Studio album by Masayoshi Takanaka
- Released: 25 June 1997
- Genre: Jazz fusion, progressive rock, funk, pop
- Length: 59:17
- Label: EMI
- Producer: Masayoshi Takanaka

Masayoshi Takanaka chronology
| Guitar Wonder (1996) | Niji Densetsu II: The White Goblin (1997) | Bahama (1998) |

= The White Goblin (Masayoshi Takanaka album) =

Niji Densetsu II: The White Goblin (Japanese: 虹伝説II～THE WHITE GOBLIN～) is the twenty-sixth studio album by Japanese musician, producer and composer Masayoshi Takanaka, released by EMI in 1997. The album features a much darker jazz fusion style compared to its predecessor The Rainbow Goblins along with progressive rock, funk and pop.

== Background ==
First-ever vinyl pressing on yellow translucent vinyl, housed in a gatefold sleeve with folded insert. Re-released as part of the 40th anniversary of The Rainbow Goblins.

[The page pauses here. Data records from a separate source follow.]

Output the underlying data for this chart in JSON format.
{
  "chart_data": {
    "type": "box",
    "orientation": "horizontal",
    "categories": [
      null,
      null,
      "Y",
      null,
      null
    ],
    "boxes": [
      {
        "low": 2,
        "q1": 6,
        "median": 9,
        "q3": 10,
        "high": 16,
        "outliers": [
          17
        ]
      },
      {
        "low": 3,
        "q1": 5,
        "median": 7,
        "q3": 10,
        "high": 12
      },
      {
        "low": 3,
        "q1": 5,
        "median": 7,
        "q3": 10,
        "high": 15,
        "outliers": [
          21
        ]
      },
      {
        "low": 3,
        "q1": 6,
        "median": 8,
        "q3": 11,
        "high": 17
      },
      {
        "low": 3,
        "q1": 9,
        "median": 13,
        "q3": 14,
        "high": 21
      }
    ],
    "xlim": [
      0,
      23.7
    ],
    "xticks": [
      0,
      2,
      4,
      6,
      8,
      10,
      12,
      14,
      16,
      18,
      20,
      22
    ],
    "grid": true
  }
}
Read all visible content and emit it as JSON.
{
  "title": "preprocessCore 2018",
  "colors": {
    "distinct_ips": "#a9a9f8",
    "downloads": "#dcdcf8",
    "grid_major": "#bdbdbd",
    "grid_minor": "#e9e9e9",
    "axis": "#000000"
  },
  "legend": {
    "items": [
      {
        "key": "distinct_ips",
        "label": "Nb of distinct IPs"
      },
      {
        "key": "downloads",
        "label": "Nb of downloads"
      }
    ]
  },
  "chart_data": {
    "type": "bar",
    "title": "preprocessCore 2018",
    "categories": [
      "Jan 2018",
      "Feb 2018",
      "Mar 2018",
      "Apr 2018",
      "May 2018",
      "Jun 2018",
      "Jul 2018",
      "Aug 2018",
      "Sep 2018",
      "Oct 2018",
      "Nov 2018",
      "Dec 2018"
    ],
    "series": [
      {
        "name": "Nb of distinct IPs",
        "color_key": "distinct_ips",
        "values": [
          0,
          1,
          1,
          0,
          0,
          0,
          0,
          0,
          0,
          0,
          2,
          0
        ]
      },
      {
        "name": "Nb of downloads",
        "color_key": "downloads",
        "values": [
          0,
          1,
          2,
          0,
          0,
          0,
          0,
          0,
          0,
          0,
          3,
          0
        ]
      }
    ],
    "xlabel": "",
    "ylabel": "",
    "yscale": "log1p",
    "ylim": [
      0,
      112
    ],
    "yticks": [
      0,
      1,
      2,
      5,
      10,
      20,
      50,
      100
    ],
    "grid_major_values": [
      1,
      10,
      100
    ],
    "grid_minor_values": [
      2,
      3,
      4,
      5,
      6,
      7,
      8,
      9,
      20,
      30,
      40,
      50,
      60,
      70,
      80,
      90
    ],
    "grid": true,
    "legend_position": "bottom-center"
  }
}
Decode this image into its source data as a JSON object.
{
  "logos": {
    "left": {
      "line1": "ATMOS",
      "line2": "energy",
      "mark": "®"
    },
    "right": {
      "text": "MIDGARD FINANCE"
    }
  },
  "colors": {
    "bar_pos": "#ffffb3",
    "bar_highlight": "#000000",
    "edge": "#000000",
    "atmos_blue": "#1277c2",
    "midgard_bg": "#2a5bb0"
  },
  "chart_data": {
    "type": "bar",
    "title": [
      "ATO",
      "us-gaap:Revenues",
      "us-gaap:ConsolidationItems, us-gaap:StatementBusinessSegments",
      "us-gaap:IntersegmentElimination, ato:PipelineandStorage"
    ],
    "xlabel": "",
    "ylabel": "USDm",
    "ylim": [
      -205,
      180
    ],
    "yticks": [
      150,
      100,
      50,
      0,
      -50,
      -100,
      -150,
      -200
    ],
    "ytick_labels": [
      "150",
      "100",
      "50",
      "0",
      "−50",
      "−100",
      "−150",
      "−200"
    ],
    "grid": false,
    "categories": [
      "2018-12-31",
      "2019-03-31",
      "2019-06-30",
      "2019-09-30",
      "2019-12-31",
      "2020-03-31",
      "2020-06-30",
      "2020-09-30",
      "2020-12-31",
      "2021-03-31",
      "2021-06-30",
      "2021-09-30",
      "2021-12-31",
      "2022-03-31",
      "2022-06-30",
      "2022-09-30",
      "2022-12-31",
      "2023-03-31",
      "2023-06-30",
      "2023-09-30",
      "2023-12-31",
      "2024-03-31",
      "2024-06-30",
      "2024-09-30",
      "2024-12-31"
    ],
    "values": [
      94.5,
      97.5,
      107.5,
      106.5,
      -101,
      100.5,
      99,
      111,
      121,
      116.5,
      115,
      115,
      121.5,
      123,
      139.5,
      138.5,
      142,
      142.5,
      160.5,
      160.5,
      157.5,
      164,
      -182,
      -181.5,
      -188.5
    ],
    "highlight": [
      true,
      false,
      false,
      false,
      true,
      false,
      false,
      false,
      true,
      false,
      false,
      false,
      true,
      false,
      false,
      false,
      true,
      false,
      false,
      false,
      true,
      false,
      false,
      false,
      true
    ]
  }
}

The album is inspired by The White Goblin by Ul de Rico.

== Reception ==
The album was reviewed by CDJournal.

== Track listing ==
All music is composed and arranged by Masayoshi Takanaka. Adapted from LP liner notes:

| No. | Title | Length |
|---|---|---|
| 1. | "Heaven and Earth" | 5:36 |
| 2. | "Who?" | 4:30 |
| 3. | "Away" | 5:31 |
| 4. | "Goblin's Theme" | 5:26 |
| 5. | "Cave City" | 4:51 |
| 6. | "March for Colors" | 3:34 |
| 7. | "Monochrome" | 5:09 |
| 8. | "Smoke" | 4:47 |
| 9. | "Died Out" | 5:20 |
| 10. | "Gray" | 4:17 |
| 11. | "Into the Sky" | 5:45 |
| 12. | "Morning of Creation ~ You Can Never Come to This Place" | 4:31 |
| Total length: |  | 59:17 |

== Personnel ==
Credits and personnel adapted from liner notes.
- Masayoshi Takanaka – guitars, programming (all tracks except 2, 10)
- Ulful Keisuke – guitars (3)
- Char – guitars (8)
- Chuei Yoshikawa – acoustic guitar (1)
- Satoshi Takebe – keyboard (10)
- Ken Yoshida – bass (1, 11)
- Ray Ohara – bass (2, 3, 5, 6)
- Shuichi "Ponta" Murakami – drums (8)
- Shinozaki Strings – strings (1, 12)
- Chris Mosdell – narration (1, 12)
- Janet L. Donnelly – narration (2, 3, 5)
- Chris Pepper – narration (4, 6-11)
- Naoki "Taro" Suzuki – additional programming (1, 6, 8, 9)
- Koji Takata – additional programming (3, 5, 7), programming (4)
- Keiji Tanabe – additional programming (9), programming (11)
- Tetsuo Otake – programming (10)

== Charts ==
This album reached number 30 on the Oricon Albums Chart, and spent six weeks in that chart.

== Release history ==

Release history for The White Goblin
| Region | Date | Formats | Label | Ref. |
| Japan | 25 June 1997 | CD | EMI |  |
| 17 November 2021 | CD (Remastered) | Universal Music Japan |  |

== Into the Sky ==

The single Into the Sky was the closing theme of Sports Urugusu.